Second Quarter Euroland GDP Growth and Some Central Bank Rate Announcements – Currency Thoughts

Trade Concerns Back in the Forefront – Currency Thoughts


Trade Concerns Back in the Forefront

July 4, 2025

Having secured a single broad tax and spending bill, President Trump turned attention back to promised trade tariffs, and once again investors are learning of a sudden policy shift. Instead of a multitude of trade negotiations with complex commodity-specific and varied tariff charges, the president has elected instead to issue letters to each country detailing a single tariff rate to be paid on its exports into the United States. The earlier scheme had proven cumbersome and yielded only a couple of completed deals such as with Britain and Vietnam, and the new plan will be much “easier” to put in place by the self-imposed deadline of July 9.

A tariff war has been a recurring element all year of elevated investor anxiety, and today’s holiday-depleted financial marketplace has reacted in predictable fashion.

  • The dollar has eased but only slightly. On this 249th anniversary of the U.S. Declaration of Independence unveiling, the last four digits of the benchmark dollar-euro relationship magically read 1776, as in $1.1776, when I recorded rates early this morning. That represented a 0.2% overnight dollar dip and left the rate in the vicinity of the euro’s birthing value when launched at the start of 1999. A somewhat bigger drop of 0.4% was seen against the yen, while the loss versus the Swiss franc was -0.1%.
  • Ten-year sovereign debt yields fell overnight by three basis points in Germany and Spain, two bps in Italy and France, and a single basis point in the U.K.
  • European stock markets showed red, led by a 1.6% slump in Spain and including slides of 0.6-0.8% in Germany, France and Italy. In Asia, the South Korean Kospi (-2.0%) took a particularly large hit, but Japan’s Nikkei and China’s Shanghai Composite managed marginal gains. U.S. stock exchanges will be closed, but the S&P has eased about 0.5% in futures trading.
  • Friday’s lessening appetite for risk saw Bitcoin and oil prices fell by 0.6% and 0.9%.

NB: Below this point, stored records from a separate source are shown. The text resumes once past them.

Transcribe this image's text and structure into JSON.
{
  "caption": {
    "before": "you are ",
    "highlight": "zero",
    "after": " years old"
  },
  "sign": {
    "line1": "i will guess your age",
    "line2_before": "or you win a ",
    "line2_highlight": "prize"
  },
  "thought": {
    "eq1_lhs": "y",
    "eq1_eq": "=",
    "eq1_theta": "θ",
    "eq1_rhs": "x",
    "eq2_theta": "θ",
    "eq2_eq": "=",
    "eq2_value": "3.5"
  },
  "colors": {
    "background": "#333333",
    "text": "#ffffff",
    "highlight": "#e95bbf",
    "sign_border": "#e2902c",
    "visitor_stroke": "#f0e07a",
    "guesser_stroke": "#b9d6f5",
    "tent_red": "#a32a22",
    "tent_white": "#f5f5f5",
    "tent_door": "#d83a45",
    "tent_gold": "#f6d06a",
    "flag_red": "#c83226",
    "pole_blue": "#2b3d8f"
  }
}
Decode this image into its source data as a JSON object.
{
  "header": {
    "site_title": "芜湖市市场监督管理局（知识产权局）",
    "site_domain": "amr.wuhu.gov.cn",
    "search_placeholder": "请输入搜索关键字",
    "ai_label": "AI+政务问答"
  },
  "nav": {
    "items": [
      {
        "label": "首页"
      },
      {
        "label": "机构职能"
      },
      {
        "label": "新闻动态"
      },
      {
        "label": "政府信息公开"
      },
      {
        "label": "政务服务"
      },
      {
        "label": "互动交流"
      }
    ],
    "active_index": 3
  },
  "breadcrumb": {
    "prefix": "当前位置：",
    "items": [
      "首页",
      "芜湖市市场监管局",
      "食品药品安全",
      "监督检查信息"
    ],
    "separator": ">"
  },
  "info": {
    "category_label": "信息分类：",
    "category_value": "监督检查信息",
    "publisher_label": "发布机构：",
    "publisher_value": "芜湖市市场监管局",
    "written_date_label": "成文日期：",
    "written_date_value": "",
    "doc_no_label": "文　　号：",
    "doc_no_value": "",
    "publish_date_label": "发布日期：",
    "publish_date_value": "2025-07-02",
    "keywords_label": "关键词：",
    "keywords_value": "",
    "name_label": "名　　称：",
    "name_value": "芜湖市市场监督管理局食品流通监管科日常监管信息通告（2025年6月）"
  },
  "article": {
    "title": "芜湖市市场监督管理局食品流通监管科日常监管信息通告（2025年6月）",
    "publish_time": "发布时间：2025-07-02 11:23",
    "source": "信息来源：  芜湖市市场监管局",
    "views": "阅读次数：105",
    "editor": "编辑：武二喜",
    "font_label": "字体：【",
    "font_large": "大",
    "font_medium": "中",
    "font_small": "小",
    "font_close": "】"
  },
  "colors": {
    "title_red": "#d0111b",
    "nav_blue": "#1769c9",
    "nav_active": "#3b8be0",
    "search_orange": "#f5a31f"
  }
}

On today’s data release scorecard, Japan announced a pleasant surprise, while Germany offered up a clunker. Household spending in Japan recorded the largest year-on-year gain in 33 months in May, a jump of 4.7%, which far exceeded expectations. German factory orders in May relapsed 1.4% on month due to a 7.8% slump in domestic demand.

Also in May, French industrial production fell 0.5% on month and 0.8% on year, while Spanish industrial production went up 0.6% on month and 1.7% on year.

Among the June construction sector purchasing manager indices, only Italy’s index of 50.2 exceeded the 50 threshold that separates positive growth from deterioration, and that reading was below May’s index of 50.5. The June readings in Germany of 44.8 and in France of 41.6 signaled sharp continuing rates of contraction, and so did the 45.2 score for the whole euro area, which was at a3-month low. Not only is the current situation bleak, but future prospects too are viewed quite pessimistically. Meanwhile, the British construction PMI reading was south of 50 for a sixth straight time but, at 48.8, but the smallest margin in that streak.

Retail sales in Italy and the Czech Republic respectively posted monthly declines in May of 0.4% and 0.2% but 12-month increases of 1.3% and 5.3%.

Producer price inflation in the euro area slowed to a 3-month low of 0.3% in May, contrasting with the 23-month high of 3.1% experienced just three months earlier. Slumping energy costs accounted for this volatility Non-energy producer prices went up 0.1% for a third consecutive month.

Consumer sentiment in Spain improved from a 17-month low of 76.5 in April to a 4-month high of 82.3 in May.

Hong Kong’s private purchasing managers index slumped to a 39-month low of 47.9 last month. On a brighter note, retail sales in Singapore rebounded 1.0% in May after stagnating 2.7% over the prior two months, which resulted in the best year-on-year comparison since January.